Vicki was immediately aware of the silence. Above the tick of the cooling car engine, she could hear nothing; no human voices, no crashing waves, no bird song. The dust cloud settled. All around them stretched the sugar cane fields, the stems of the cane swaying gently to and fro in the breeze. Up ahead of them, by the side of the road, was a roadside stall.

“Let’s get a drink, at least,” she said, and opened the car door.

It was so hot. Only at night did the temperature become pleasant; during the day it was punishing. Heat pressed upon you like an invisible wall, thick and heavy and unyielding. Sweat sprang up on Vicki’s upper lip, her nose, the small of her back. Sometimes she felt frantic; it was relentless, like a punishing demon that pursued you and sat on you. The only relief she got was when she was in the sea but there was no chance of that here, they must be miles from the ocean – Atlantic or Caribbean.

She approached the roadside stall, hearing the grit of Richard’s feet on the road as he followed her. As she got closer, she could see it was more of a.. a structure.. a few rickety planks lashed together with a ripped tarpaulin forming the roof. What looked like strings of white beads hung from the edge of the tarpaulin. She got closer and her nose wrinkled as she realised that the beads were actually hanging snake skeletons. There was no one in the structure, just a chalked sign propped up against the front of it that read ‘Bird Man’.

“Hello?” she said tentatively.

Richard came up behind her and stood by her side.

“I thought there weren’t any snakes in Barbados,” he said.

Vicki shrugged.

“Maybe they’re old. Maybe they’re not real.”

“No, they’re real all right. Bit creepy.”

The trade wind continued to blow, flapping the tarpaulin in brisk snaps. Vicki looked about her.

“There’s no one here,” she said. “Let’s go.”

There was a chattel house set back from the road behind the stall, a really decrepit one, the windows lacking glass, the paint long since peeled away. Vicki saw the door opening. A shadow loomed in the doorway and she felt a sudden jab of panic, quickly dispelled as the figure came into view. It was a middle-aged man, tall and thin, bare-foot and with dreadlocks that reached his waist.

“You want help?” he said.

Vicki and Richard looked at each other helplessly.
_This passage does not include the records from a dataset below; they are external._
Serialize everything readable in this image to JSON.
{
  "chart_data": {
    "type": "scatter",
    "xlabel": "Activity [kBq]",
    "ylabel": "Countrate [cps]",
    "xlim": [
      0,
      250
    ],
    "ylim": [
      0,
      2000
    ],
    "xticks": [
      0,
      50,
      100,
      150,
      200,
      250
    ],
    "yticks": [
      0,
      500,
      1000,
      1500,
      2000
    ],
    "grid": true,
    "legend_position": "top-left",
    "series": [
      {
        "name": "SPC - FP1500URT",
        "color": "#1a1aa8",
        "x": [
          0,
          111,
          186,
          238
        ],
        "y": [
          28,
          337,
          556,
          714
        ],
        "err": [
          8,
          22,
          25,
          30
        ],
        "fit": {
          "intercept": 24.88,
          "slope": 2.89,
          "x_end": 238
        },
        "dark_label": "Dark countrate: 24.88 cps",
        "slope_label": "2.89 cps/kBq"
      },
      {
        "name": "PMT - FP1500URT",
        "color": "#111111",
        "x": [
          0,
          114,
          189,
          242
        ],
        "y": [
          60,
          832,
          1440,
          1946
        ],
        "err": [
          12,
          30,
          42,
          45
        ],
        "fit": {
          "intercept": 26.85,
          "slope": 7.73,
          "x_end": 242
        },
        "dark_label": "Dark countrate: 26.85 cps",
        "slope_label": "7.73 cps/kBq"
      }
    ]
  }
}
We’re so English, she thought. The man cocked his head on one side and his dreadlocks swayed like seaweed under water.

“You need help from the Obeah Man?”

Richard cleared his throat.

“Yes, we’re – well, we’re lost. We need directions back to Bridgetown.”

The man said nothing for a moment. He looked past Richard to Vicki, his black and shiny eyes pinned to hers.

“That’s not what you want,” he said.

Richard shifted his feet.

“Er –“ he said.

The man took no notice of him. Vicki couldn’t take her eyes off of his; those black irises; the whites yellowed like a curl of old paper.